I’ve been sober from alcohol for 6 months and 8 days as of today (January 15th, 2021). That’s 192 consecutive days of not having a drop of alcohol, the longest streak in my life since around 10 years old, definitely by 13.
How did I go from binge drinking for 20 years to getting sober cold turkey without any withdrawals or cravings?
I had a support network at home and beyond that I had a group I turned to, sometimes to help keep them accountable and sometimes for them to help keep me on the path.
Continue reading to find two ways I break down giving and receiving accountability when it comes to addiction and how sometimes it is in offering help that we receive the greatest benefit and affirmation that we’re on the right path.
How Groups Can Help You Remain Accountable
Shame is a hell of a drug, so is friendship and camaraderie.
When you are a part of a group that is working towards a positive aim, you catch yourself really feeling inside your soul that you are in a movement.
When you read the stories of others overcoming, it shows you that yes, this is indeed possible to overcome.
When you see others doing it, you think, “Well if they can, I can” and in that thought the seed is planted. From there you choose to remain in the group, reading more, possibly sharing your story. If you do all of that, you’ve now watered that seed and it’s going to sprout into a plant that, so long as you remain sober, will grow and grow…
That seed will turn into the tree of pride within your soul. It’s not a common thing to hear a content creator share genuine emotions, but dammit as I’m writing this, I am so fucking proud of myself for making it to this point. It wasn’t a DUI, Domestic Issues, Failed Relationships, or anything of the sort.
It was me deciding my fate.
Reading the books, being a part of the R/StopDrinking subreddit, and participating with those inside 365 to Sobriety I have groups that I look forward to reading about and sharing my journey with.
Those who know my story, have watched me go from day #1 to present, and have seen the wins and losses I want to remain connected to them and in that desire, I find greater resolve to remain sober. That group accountability offers motivation and accountability, but they also offer a potential source of shame I don’t want and connection that I want to maintain.
It’s in this that we find the strength of choosing to be an active part of a group, even if just actively lurking initially.
Join my Private Telegram Community for free and start chatting with others who are working to get or remain sober: JOIN 365 to SOBRIETY
How Helping Others Can Help Yourself
Do you ever notice how there are times where giving a gift to someone else makes you happier than if you were to receive one yourself?
Providing guidance and accountability is like that.
Whenever I get a message or photo from someone showing me how long they’ve been sober or how they fixed their relationship with their wife or kids it always fills me with a sense of pride and accomplishment. That feeling is rarely found elsewhere, like a very niche type of happiness.

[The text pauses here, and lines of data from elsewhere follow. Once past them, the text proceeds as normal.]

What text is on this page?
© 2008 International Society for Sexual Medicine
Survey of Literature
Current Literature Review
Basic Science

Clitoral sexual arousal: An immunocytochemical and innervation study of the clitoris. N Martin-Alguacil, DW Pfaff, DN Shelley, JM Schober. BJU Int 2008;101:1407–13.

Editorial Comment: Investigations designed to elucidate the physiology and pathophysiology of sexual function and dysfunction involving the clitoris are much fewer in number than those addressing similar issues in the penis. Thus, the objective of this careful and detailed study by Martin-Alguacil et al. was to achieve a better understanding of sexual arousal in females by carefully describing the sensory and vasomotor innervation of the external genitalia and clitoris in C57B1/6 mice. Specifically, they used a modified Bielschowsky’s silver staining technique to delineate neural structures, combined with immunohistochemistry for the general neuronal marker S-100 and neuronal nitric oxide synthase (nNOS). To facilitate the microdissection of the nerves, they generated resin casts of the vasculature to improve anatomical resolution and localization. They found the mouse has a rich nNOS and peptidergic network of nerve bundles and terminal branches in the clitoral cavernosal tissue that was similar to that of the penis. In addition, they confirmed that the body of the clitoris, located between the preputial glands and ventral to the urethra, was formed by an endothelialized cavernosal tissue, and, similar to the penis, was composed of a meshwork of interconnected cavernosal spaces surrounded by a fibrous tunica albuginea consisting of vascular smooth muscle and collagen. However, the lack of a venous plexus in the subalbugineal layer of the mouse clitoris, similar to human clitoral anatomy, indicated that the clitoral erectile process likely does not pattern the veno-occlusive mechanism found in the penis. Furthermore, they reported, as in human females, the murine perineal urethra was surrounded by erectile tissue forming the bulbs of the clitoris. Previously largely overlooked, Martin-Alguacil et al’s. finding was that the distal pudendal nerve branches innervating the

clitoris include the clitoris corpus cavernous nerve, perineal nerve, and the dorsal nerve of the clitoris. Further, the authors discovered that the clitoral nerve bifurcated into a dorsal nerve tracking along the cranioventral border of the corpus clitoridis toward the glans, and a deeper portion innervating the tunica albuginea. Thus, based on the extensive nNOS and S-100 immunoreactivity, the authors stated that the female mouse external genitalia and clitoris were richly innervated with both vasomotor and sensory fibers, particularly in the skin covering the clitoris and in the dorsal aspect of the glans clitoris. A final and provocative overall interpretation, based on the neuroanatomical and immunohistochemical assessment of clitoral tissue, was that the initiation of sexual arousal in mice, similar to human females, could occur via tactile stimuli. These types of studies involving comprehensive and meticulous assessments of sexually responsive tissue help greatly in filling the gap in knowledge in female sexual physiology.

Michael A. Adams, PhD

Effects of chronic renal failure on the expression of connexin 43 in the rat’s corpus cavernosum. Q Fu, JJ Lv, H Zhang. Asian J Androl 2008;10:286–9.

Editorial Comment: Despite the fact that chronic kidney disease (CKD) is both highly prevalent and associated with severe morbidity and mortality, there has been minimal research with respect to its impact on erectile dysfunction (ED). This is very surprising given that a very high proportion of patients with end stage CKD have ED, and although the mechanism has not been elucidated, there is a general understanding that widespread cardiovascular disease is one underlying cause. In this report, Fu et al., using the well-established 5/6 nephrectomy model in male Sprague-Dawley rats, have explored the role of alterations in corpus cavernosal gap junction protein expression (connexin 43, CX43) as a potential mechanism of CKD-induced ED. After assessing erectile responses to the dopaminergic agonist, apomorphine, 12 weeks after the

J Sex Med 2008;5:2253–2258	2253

When you join a group and someone tells you, “I want to quit x” you’re kind of like, “Yeah, that’s awesome that’ll be really good for this person, I hope they can stay true to their commitment.” then as if there’s an invisible rope connecting them, the thought that always follows is, “I need to make sure I stay true” or “I really should face my issue with x“.
You can’t have people looking up to you or telling you their private goals if you’re not staying true to yourself or your commitments. For some people, not wanting to let others down is the reason they’ve been able to remain sober.
Like Macklemore said,
If I can be an example of gettin’ sober
Then I can be an example of startin’ over
Being an example for others is just as a good of a reason to keep yourself as any out there.

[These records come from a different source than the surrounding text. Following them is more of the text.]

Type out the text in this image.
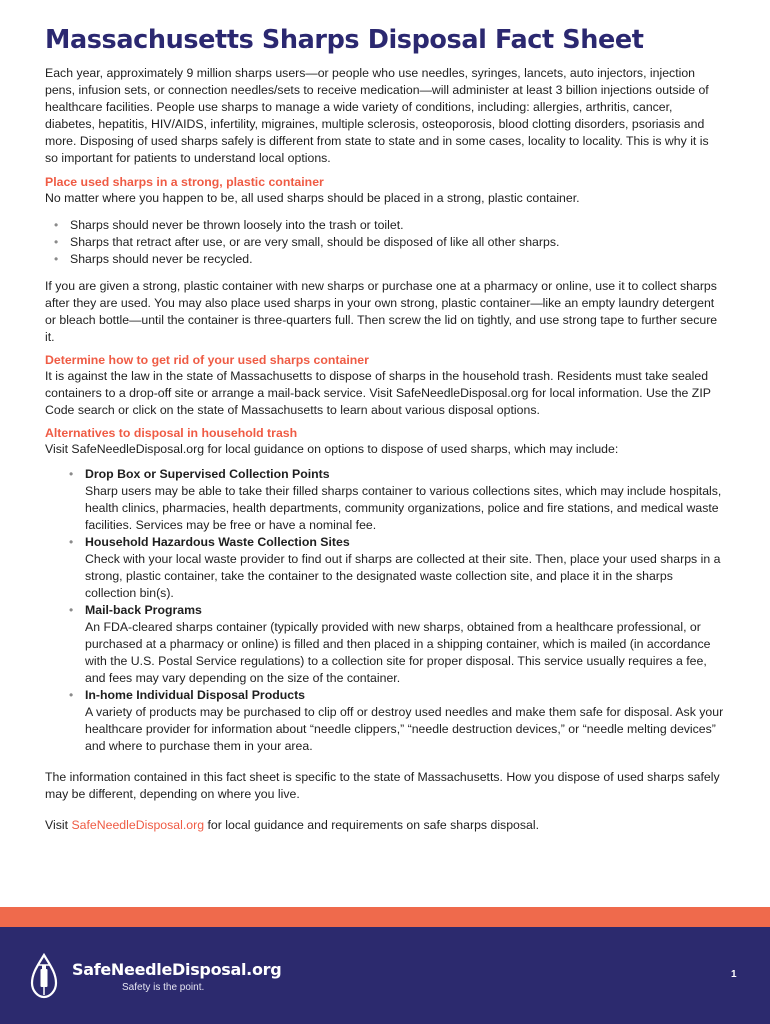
Massachusetts Sharps Disposal Fact Sheet

Each year, approximately 9 million sharps users—or people who use needles, syringes, lancets, auto injectors, injection pens, infusion sets, or connection needles/sets to receive medication—will administer at least 3 billion injections outside of healthcare facilities. People use sharps to manage a wide variety of conditions, including: allergies, arthritis, cancer, diabetes, hepatitis, HIV/AIDS, infertility, migraines, multiple sclerosis, osteoporosis, blood clotting disorders, psoriasis and more. Disposing of used sharps safely is different from state to state and in some cases, locality to locality. This is why it is so important for patients to understand local options.

Place used sharps in a strong, plastic container

No matter where you happen to be, all used sharps should be placed in a strong, plastic container.

• Sharps should never be thrown loosely into the trash or toilet.
• Sharps that retract after use, or are very small, should be disposed of like all other sharps.
• Sharps should never be recycled.

If you are given a strong, plastic container with new sharps or purchase one at a pharmacy or online, use it to collect sharps after they are used. You may also place used sharps in your own strong, plastic container—like an empty laundry detergent or bleach bottle—until the container is three-quarters full. Then screw the lid on tightly, and use strong tape to further secure it.

Determine how to get rid of your used sharps container

It is against the law in the state of Massachusetts to dispose of sharps in the household trash. Residents must take sealed containers to a drop-off site or arrange a mail-back service. Visit SafeNeedleDisposal.org for local information. Use the ZIP Code search or click on the state of Massachusetts to learn about various disposal options.

Alternatives to disposal in household trash

Visit SafeNeedleDisposal.org for local guidance on options to dispose of used sharps, which may include:

• Drop Box or Supervised Collection Points
Sharp users may be able to take their filled sharps container to various collections sites, which may include hospitals, health clinics, pharmacies, health departments, community organizations, police and fire stations, and medical waste facilities. Services may be free or have a nominal fee.
• Household Hazardous Waste Collection Sites
Check with your local waste provider to find out if sharps are collected at their site. Then, place your used sharps in a strong, plastic container, take the container to the designated waste collection site, and place it in the sharps collection bin(s).
• Mail-back Programs
An FDA-cleared sharps container (typically provided with new sharps, obtained from a healthcare professional, or purchased at a pharmacy or online) is filled and then placed in a shipping container, which is mailed (in accordance with the U.S. Postal Service regulations) to a collection site for proper disposal. This service usually requires a fee, and fees may vary depending on the size of the container.
• In-home Individual Disposal Products
A variety of products may be purchased to clip off or destroy used needles and make them safe for disposal. Ask your healthcare provider for information about “needle clippers,” “needle destruction devices,” or “needle melting devices” and where to purchase them in your area.

The information contained in this fact sheet is specific to the state of Massachusetts. How you dispose of used sharps safely may be different, depending on where you live.

Visit SafeNeedleDisposal.org for local guidance and requirements on safe sharps disposal.

SafeNeedleDisposal.org
Safety is the point.
1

Being a person others can come to with their stories knowing, you will truly “get it” because you’re living it is something which is difficult to explain. You don’t want to lose that connection and bond with those people who, while possibly total strangers, are also connected to you via their struggle and addiction.
In talking with these people and trying to help them help themselves break free from their anchors, you learn more about yourself than you ever could on your own.
In the teaching and guidance, you’re learning and showing yourself the way forward.
Sometimes, it’s only when you choose to finally connect and give yourself to the group that you learn who you are and where you stand as an individual. The group accountability works for all involved, but those who engage and answer others, those are the ones who’ve voluntarily painted a mark on their back.
When you decide to speak up in your group and help others, people start looking to you where they wouldn’t have before and again, you aren’t going to want to be the person who lets others down, which just may be the one thing which makes this attempt at sobriety the one which works, you stop going at it alone.
Whether the group is watching you are you’re choosing to take a leadership position, know that your efforts to combat the addictive nature of your soul are not wasted. I know it can be hard, I know there may have been several attempts before this, but I also know you’re here reading this and because of that, there’s still hope.